A: It’s hard for me to say, I don’t know what
his intentions were. It was thrown in a fit of rage.
Q: Was he trying to hurt you or the other officers
while demonstrating his anger?
A: I don’t know what his intentions were. It could
have been an act of rage.
Q: That is what I have to determine. If it was thrown
at the staff with the intention of hitting an officer then that’s a very
serious thing. If it was thrown in a fit of anger that’s something else.
Did he throw it from inside of his cell or did he come out?
A: He was partly out of the cell and he threw it in
my direction away from the other officers.
Q: Is there any reason why he would be particularly
mad with you?
A: Not that I know.
Mr. L’Hirondelle then gave his evidence. He said he was upset that he had been woken up by having his light turned on because he had been up late the night before. He grabbed the stick which was holding up his curtain. When he was asked to come out of his cell he was still holding the stick. There were four officers standing in front of the cell and he threw the stick down the corridor just to get rid of it. If he had intended to assault an officer he would have thrown it right at them and not down the range. Mr. Fox found Mr. L’Hirondelle not guilty on the grounds that he was not satisfied beyond a reasonable doubt that Mr. L’Hirondelle intended to assault Officer Milan.
This case illustrates how a prisoner’s profile, if constructed from offence reports, can give a very misleading picture. On the face of these offence reports, Mr. L’Hirondelle was involved in a very serious attempted assault on an officer with a weapon. Yet the same officer who allegedly was the subject of the attempted assault, when he gave evidence at the disciplinary hearing, admitted that he did not know whether Mr. L’Hirondelle was trying to hit him. Although Mr. L’Hirondelle’s disciplinary file will reflect the fact that he was found not guilty, neither it, nor any other record will provide a summary of the facts as found by the Independent Chairperson. Any staff member writing a progress summary in the future will have only the offence reports to go on, and might well conclude that the acquittal was on the basis of a technicality, and that the facts as set out in the offence report are a true reflection of Mr.

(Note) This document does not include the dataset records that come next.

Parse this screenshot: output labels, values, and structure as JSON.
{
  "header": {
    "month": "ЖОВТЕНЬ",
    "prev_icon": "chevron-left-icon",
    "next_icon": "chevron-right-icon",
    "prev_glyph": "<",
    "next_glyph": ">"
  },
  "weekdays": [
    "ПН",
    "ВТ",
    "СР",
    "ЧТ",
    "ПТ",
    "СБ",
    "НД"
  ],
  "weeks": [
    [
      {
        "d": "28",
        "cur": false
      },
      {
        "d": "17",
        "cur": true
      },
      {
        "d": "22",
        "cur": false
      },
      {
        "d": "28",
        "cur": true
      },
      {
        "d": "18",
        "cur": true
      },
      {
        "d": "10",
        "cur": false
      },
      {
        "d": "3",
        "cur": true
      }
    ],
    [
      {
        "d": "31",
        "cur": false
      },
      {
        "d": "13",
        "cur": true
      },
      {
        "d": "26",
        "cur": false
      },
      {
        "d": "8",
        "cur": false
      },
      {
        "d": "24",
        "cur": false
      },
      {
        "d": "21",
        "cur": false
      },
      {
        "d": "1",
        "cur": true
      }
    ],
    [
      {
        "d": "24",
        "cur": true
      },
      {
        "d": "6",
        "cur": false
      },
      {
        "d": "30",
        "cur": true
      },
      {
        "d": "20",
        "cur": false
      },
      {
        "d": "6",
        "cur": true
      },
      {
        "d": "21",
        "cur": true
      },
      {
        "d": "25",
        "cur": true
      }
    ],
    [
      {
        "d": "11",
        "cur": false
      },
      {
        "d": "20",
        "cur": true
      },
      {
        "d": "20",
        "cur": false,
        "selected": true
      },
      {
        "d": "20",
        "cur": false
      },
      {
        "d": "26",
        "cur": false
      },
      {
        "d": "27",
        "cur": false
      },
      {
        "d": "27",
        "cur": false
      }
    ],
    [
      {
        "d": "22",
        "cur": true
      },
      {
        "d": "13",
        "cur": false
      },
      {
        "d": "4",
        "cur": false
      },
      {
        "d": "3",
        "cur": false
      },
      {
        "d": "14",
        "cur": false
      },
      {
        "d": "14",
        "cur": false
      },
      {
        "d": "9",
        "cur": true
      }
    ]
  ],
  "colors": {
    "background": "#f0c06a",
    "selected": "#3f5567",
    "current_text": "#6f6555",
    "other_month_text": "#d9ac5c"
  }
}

L’Hirondelle’s dangerousness.
The misinterpretation of his acquittal was not all that Mr. L’Hirondelle faced. He experienced a much more real and immediate prejudice. Mr. L’Hirondelle’s charge arose on October 19, 1994. By the time of his acquittal on November 15, he had already served almost four weeks in segregation. After his acquittal he was seen by the Segregation Review Board and was authorized for release to the population, subject to the availability of bed space. He was given the priority number nine and told that it could be up to a month before his release from segregation was effected. Mr. L’Hirondelle’s statutory release date was set for the middle of December; this day arrived prior to his release from segregation. In the event, Mr. L’Hirondelle went straight from segregation to the street, having served the last two months of his sentence in segregation, arising from a charge of which he was acquitted.